Dans The Atlantic, la directrice-générale adjointe de l'International Institute for Strategic Studies britannique, Kori Schake, estime donc que le revirement de Donald Trump va "récompenser la déstabilisation régionale entreprise par l'Iran et l'intervention russe". Sur la question iranienne, cette décision est donc en totale contradiction avec l'attitude d'extrême fermeté adoptée jusqu'ici par le président américain.
Quelles conséquences pour les voisins de la Syrie ?
Du côté d'Israël, la déception est palpable dans le communiqué publié mercredi par Benjamin Netanyahou. Celui-ci parle d'une "décision américaine", certes connue à l'avance. Le pays "saura se défendre" contre les éventuelles menaces venues de Syrie, a assuré le Premier ministre.
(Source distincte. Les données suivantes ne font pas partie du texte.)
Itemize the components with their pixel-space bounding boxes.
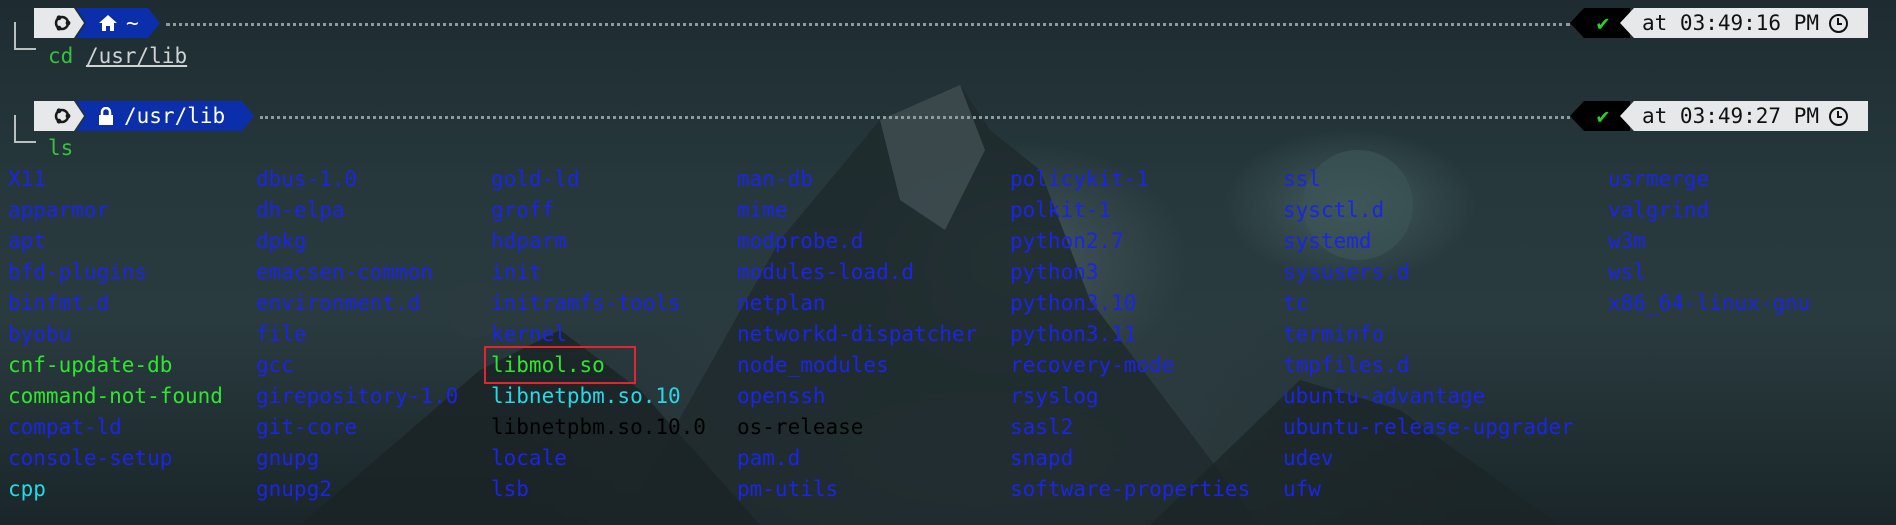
prompt-connector bbox=[14, 115, 36, 143]
file-entry[interactable]: libnetpbm.so.10.0 bbox=[491, 412, 706, 443]
time-segment: at 03:49:16 PM bbox=[1620, 8, 1868, 38]
file-entry[interactable]: modules-load.d bbox=[737, 257, 914, 288]
file-entry[interactable]: locale bbox=[491, 443, 567, 474]
file-entry[interactable]: X11 bbox=[8, 164, 46, 195]
prompt-connector bbox=[14, 22, 36, 50]
file-entry[interactable]: apt bbox=[8, 226, 46, 257]
file-entry[interactable]: python2.7 bbox=[1010, 226, 1124, 257]
prompt-filler bbox=[260, 116, 1570, 119]
file-entry[interactable]: snapd bbox=[1010, 443, 1073, 474]
directory-segment: ~ bbox=[76, 8, 160, 38]
current-path: /usr/lib bbox=[124, 104, 226, 128]
file-entry[interactable]: pam.d bbox=[737, 443, 800, 474]
current-path: ~ bbox=[126, 11, 139, 35]
file-entry[interactable]: ssl bbox=[1283, 164, 1321, 195]
file-entry[interactable]: byobu bbox=[8, 319, 71, 350]
ubuntu-icon bbox=[34, 8, 84, 38]
file-entry[interactable]: gcc bbox=[256, 350, 294, 381]
highlight-box bbox=[484, 346, 636, 384]
file-entry[interactable]: console-setup bbox=[8, 443, 172, 474]
file-entry[interactable]: ubuntu-release-upgrader bbox=[1283, 412, 1574, 443]
clock-icon bbox=[1829, 13, 1849, 33]
time-segment: at 03:49:27 PM bbox=[1620, 101, 1868, 131]
file-entry[interactable]: cpp bbox=[8, 474, 46, 505]
file-entry[interactable]: compat-ld bbox=[8, 412, 122, 443]
file-entry[interactable]: man-db bbox=[737, 164, 813, 195]
command-line-2: ls bbox=[48, 136, 73, 160]
file-entry[interactable]: polkit-1 bbox=[1010, 195, 1111, 226]
file-entry[interactable]: udev bbox=[1283, 443, 1334, 474]
file-entry[interactable]: file bbox=[256, 319, 307, 350]
file-entry[interactable]: recovery-mode bbox=[1010, 350, 1174, 381]
file-entry[interactable]: bfd-plugins bbox=[8, 257, 147, 288]
file-entry[interactable]: dbus-1.0 bbox=[256, 164, 357, 195]
file-entry[interactable]: initramfs-tools bbox=[491, 288, 681, 319]
clock-icon bbox=[1829, 106, 1849, 126]
home-icon bbox=[98, 14, 118, 32]
file-entry[interactable]: groff bbox=[491, 195, 554, 226]
command-line-1: cd /usr/lib bbox=[48, 44, 187, 68]
file-entry[interactable]: sysusers.d bbox=[1283, 257, 1409, 288]
file-entry[interactable]: gnupg bbox=[256, 443, 319, 474]
file-entry[interactable]: openssh bbox=[737, 381, 826, 412]
file-entry[interactable]: w3m bbox=[1608, 226, 1646, 257]
file-entry[interactable]: girepository-1.0 bbox=[256, 381, 458, 412]
file-entry[interactable]: emacsen-common bbox=[256, 257, 433, 288]
prompt-filler bbox=[166, 23, 1570, 26]
file-entry[interactable]: cnf-update-db bbox=[8, 350, 172, 381]
file-entry[interactable]: apparmor bbox=[8, 195, 109, 226]
file-entry[interactable]: usrmerge bbox=[1608, 164, 1709, 195]
file-entry[interactable]: modprobe.d bbox=[737, 226, 863, 257]
file-entry[interactable]: valgrind bbox=[1608, 195, 1709, 226]
file-entry[interactable]: systemd bbox=[1283, 226, 1372, 257]
file-entry[interactable]: software-properties bbox=[1010, 474, 1250, 505]
file-entry[interactable]: lsb bbox=[491, 474, 529, 505]
file-entry[interactable]: pm-utils bbox=[737, 474, 838, 505]
file-entry[interactable]: policykit-1 bbox=[1010, 164, 1149, 195]
file-entry[interactable]: sysctl.d bbox=[1283, 195, 1384, 226]
prompt-line-2: /usr/lib ✔ at 03:49:27 PM bbox=[0, 101, 1896, 143]
file-entry[interactable]: ufw bbox=[1283, 474, 1321, 505]
timestamp: at 03:49:16 PM bbox=[1642, 11, 1820, 35]
directory-segment: /usr/lib bbox=[76, 101, 254, 131]
file-entry[interactable]: command-not-found bbox=[8, 381, 223, 412]
file-entry[interactable]: terminfo bbox=[1283, 319, 1384, 350]
command: ls bbox=[48, 136, 74, 160]
file-entry[interactable]: hdparm bbox=[491, 226, 567, 257]
checkmark-icon: ✔ bbox=[1596, 104, 1610, 128]
file-entry[interactable]: netplan bbox=[737, 288, 826, 319]
file-entry[interactable]: git-core bbox=[256, 412, 357, 443]
prompt-line-1: ~ ✔ at 03:49:16 PM bbox=[0, 8, 1896, 50]
command: cd bbox=[48, 44, 74, 68]
lock-icon bbox=[98, 107, 114, 125]
file-entry[interactable]: dpkg bbox=[256, 226, 307, 257]
file-entry[interactable]: init bbox=[491, 257, 542, 288]
file-entry[interactable]: os-release bbox=[737, 412, 863, 443]
timestamp: at 03:49:27 PM bbox=[1642, 104, 1820, 128]
file-entry[interactable]: rsyslog bbox=[1010, 381, 1099, 412]
file-entry[interactable]: wsl bbox=[1608, 257, 1646, 288]
file-entry[interactable]: binfmt.d bbox=[8, 288, 109, 319]
file-entry[interactable]: node_modules bbox=[737, 350, 889, 381]
file-entry[interactable]: sasl2 bbox=[1010, 412, 1073, 443]
file-entry[interactable]: environment.d bbox=[256, 288, 420, 319]
command-argument-path[interactable]: /usr/lib bbox=[86, 44, 187, 68]
file-entry[interactable]: python3 bbox=[1010, 257, 1099, 288]
file-entry[interactable]: x86_64-linux-gnu bbox=[1608, 288, 1810, 319]
file-entry[interactable]: python3.10 bbox=[1010, 288, 1136, 319]
file-entry[interactable]: dh-elpa bbox=[256, 195, 345, 226]
file-entry[interactable]: networkd-dispatcher bbox=[737, 319, 977, 350]
file-entry[interactable]: python3.11 bbox=[1010, 319, 1136, 350]
file-entry[interactable]: tc bbox=[1283, 288, 1308, 319]
file-entry[interactable]: tmpfiles.d bbox=[1283, 350, 1409, 381]
file-entry[interactable]: libnetpbm.so.10 bbox=[491, 381, 681, 412]
file-entry[interactable]: ubuntu-advantage bbox=[1283, 381, 1485, 412]
file-entry[interactable]: gnupg2 bbox=[256, 474, 332, 505]
file-entry[interactable]: gold-ld bbox=[491, 164, 580, 195]
checkmark-icon: ✔ bbox=[1596, 11, 1610, 35]
ubuntu-icon bbox=[34, 101, 84, 131]
file-entry[interactable]: mime bbox=[737, 195, 788, 226]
Israël a déjà mené des dizaines de frappes en Syrie depuis le début de la guerre, en 2011, visant des positions iraniennes ainsi que le Hezbollah, organisation islamiste d'origine libanaise alliée de la Syrie.
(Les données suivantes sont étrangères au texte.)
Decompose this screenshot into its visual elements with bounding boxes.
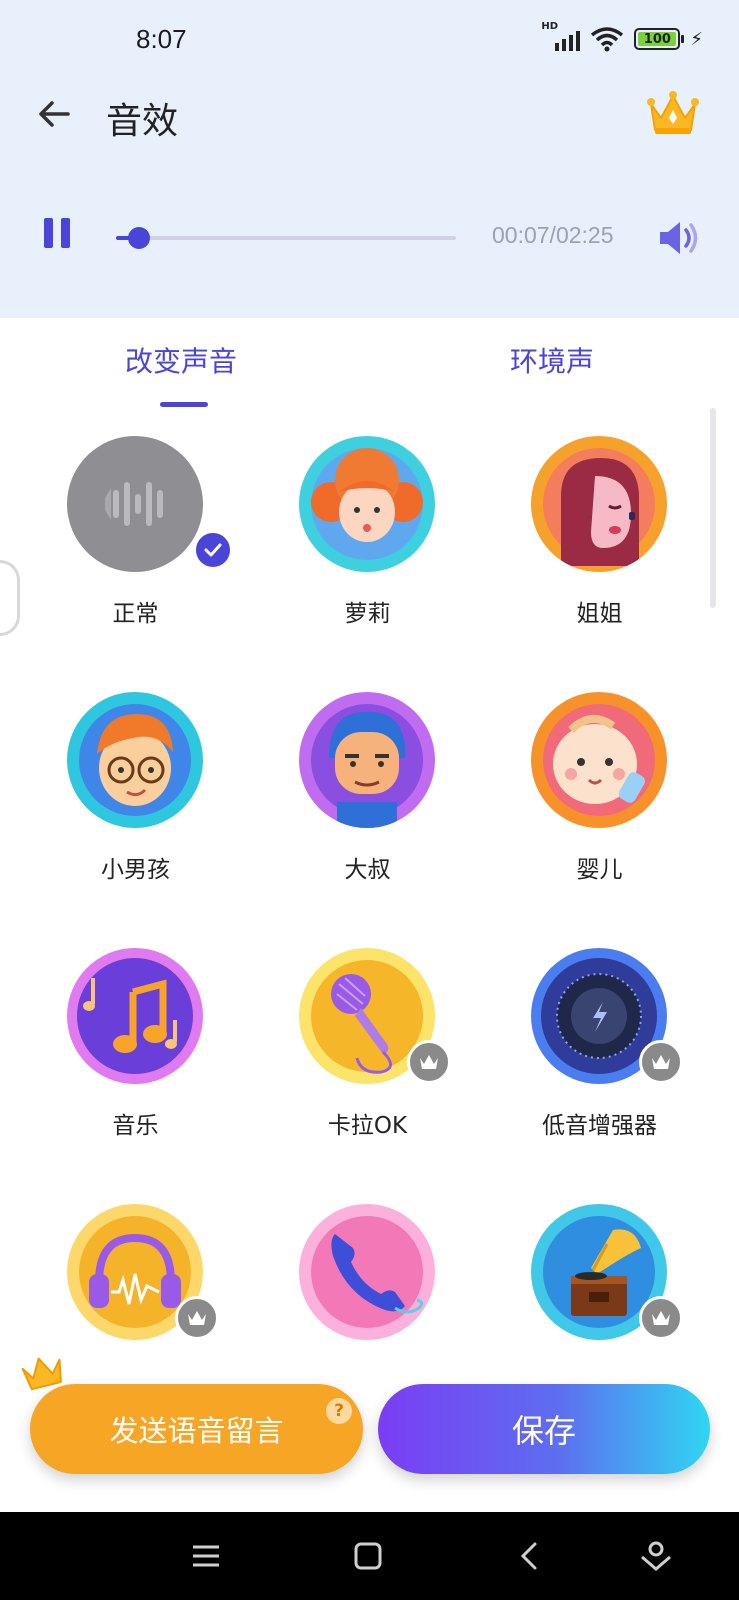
effect-label: 低音增强器 [542, 1113, 657, 1139]
crown-icon [647, 91, 699, 134]
effect-item-sister[interactable]: 姐姐 [484, 420, 715, 676]
effect-label: 小男孩 [101, 857, 170, 883]
music-note-icon [67, 948, 203, 1084]
signal-icon: HD [541, 21, 581, 51]
effect-label: 卡拉OK [327, 1113, 408, 1139]
boy-glasses-icon [67, 692, 203, 828]
premium-crown-badge [639, 1296, 683, 1340]
help-icon[interactable]: ? [326, 1398, 352, 1424]
normal-wave-icon [67, 436, 203, 572]
pause-bar [44, 218, 53, 248]
uncle-man-icon [299, 692, 435, 828]
menu-nav-button[interactable] [184, 1534, 228, 1578]
status-icons: HD 100 ⚡ [541, 21, 703, 52]
system-nav-bar [0, 1512, 739, 1600]
premium-crown-badge [407, 1040, 451, 1084]
effect-item-telephone[interactable] [252, 1188, 483, 1340]
effect-item-boy[interactable]: 小男孩 [20, 676, 251, 932]
page-title: 音效 [106, 101, 179, 142]
chevron-left-icon [520, 1542, 537, 1570]
telephone-icon [299, 1204, 435, 1340]
seek-thumb[interactable] [127, 227, 150, 249]
tab-indicator [160, 402, 208, 407]
selected-check-icon [193, 530, 233, 570]
effect-label: 大叔 [344, 857, 391, 883]
send-voicemail-button[interactable]: 发送语音留言 [30, 1384, 363, 1474]
menu-icon [193, 1545, 219, 1567]
tab-bar: 改变声音 环境声 [0, 318, 739, 408]
network-type-label: HD [541, 21, 559, 32]
save-label: 保存 [511, 1412, 576, 1450]
pause-bar [61, 218, 70, 248]
playback-time: 00:07/02:25 [492, 222, 614, 248]
sister-woman-icon [531, 436, 667, 572]
back-button[interactable] [30, 90, 78, 138]
premium-crown-button[interactable] [645, 88, 701, 138]
crown-icon [18, 1350, 68, 1394]
battery-level: 100 [638, 32, 677, 47]
tab-ambient-sound[interactable]: 环境声 [510, 340, 594, 380]
effect-item-normal[interactable]: 正常 [20, 420, 251, 676]
effect-label: 萝莉 [344, 601, 391, 627]
premium-crown-badge [175, 1296, 219, 1340]
bottom-actions: 发送语音留言 ? 保存 [0, 1340, 739, 1480]
volume-button[interactable] [656, 216, 700, 260]
charging-icon: ⚡ [690, 28, 703, 50]
app-bar: 音效 [0, 80, 739, 152]
effect-item-uncle[interactable]: 大叔 [252, 676, 483, 932]
effect-label: 婴儿 [576, 857, 623, 883]
loli-girl-icon [299, 436, 435, 572]
assistant-nav-button[interactable] [634, 1534, 678, 1578]
effect-label: 正常 [112, 601, 159, 627]
pause-button[interactable] [44, 218, 78, 252]
home-square-icon [354, 1542, 382, 1570]
send-voicemail-label: 发送语音留言 [109, 1414, 284, 1448]
speaker-icon [660, 222, 698, 254]
wifi-icon [591, 27, 624, 52]
tab-change-voice[interactable]: 改变声音 [125, 340, 237, 380]
effect-label: 姐姐 [576, 601, 623, 627]
effect-label: 音乐 [112, 1113, 159, 1139]
effects-grid: 正常 萝莉 姐姐 小男孩 大叔 婴儿 音乐 卡拉OK 低音增强器 [0, 420, 739, 1340]
battery-icon: 100 [634, 28, 685, 50]
status-bar: 8:07 HD 100 ⚡ [0, 0, 739, 80]
audio-player: 00:07/02:25 [0, 200, 739, 280]
baby-icon [531, 692, 667, 828]
effect-item-gramophone[interactable] [484, 1188, 715, 1340]
effect-item-baby[interactable]: 婴儿 [484, 676, 715, 932]
header-area: 8:07 HD 100 ⚡ 音效 00:07/02:25 [0, 0, 739, 318]
home-nav-button[interactable] [346, 1534, 390, 1578]
save-button[interactable]: 保存 [378, 1384, 710, 1474]
effect-item-music[interactable]: 音乐 [20, 932, 251, 1188]
effect-item-headphones[interactable] [20, 1188, 251, 1340]
effect-item-bass-booster[interactable]: 低音增强器 [484, 932, 715, 1188]
effect-item-karaoke[interactable]: 卡拉OK [252, 932, 483, 1188]
seek-bar[interactable] [116, 227, 456, 249]
assistant-icon [641, 1541, 671, 1571]
status-time: 8:07 [136, 24, 187, 54]
back-nav-button[interactable] [508, 1534, 552, 1578]
effect-item-loli[interactable]: 萝莉 [252, 420, 483, 676]
arrow-left-icon [39, 101, 70, 127]
premium-crown-badge [639, 1040, 683, 1084]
Selon Kori Schake, le gouvernement irakien, mais aussi, un peu plus loin de la Syrie, afghan, "ont des raisons d'être très, très inquiets" de la décision de Donald Trump. "Car si la Syrie peut être aussi facilement balayée, comment justifier de poursuivre l'aide apportée à l'Irak, où Daech est encore plus mal en point ?" Et comment le gouvernement afghan pourrait-il avoir l'assurance que les Etats-Unis ne vont pas l'abandonner aussi, alors que le combat en Afghanistan lui coûte plus cher pour des progrès moins évidents encore ?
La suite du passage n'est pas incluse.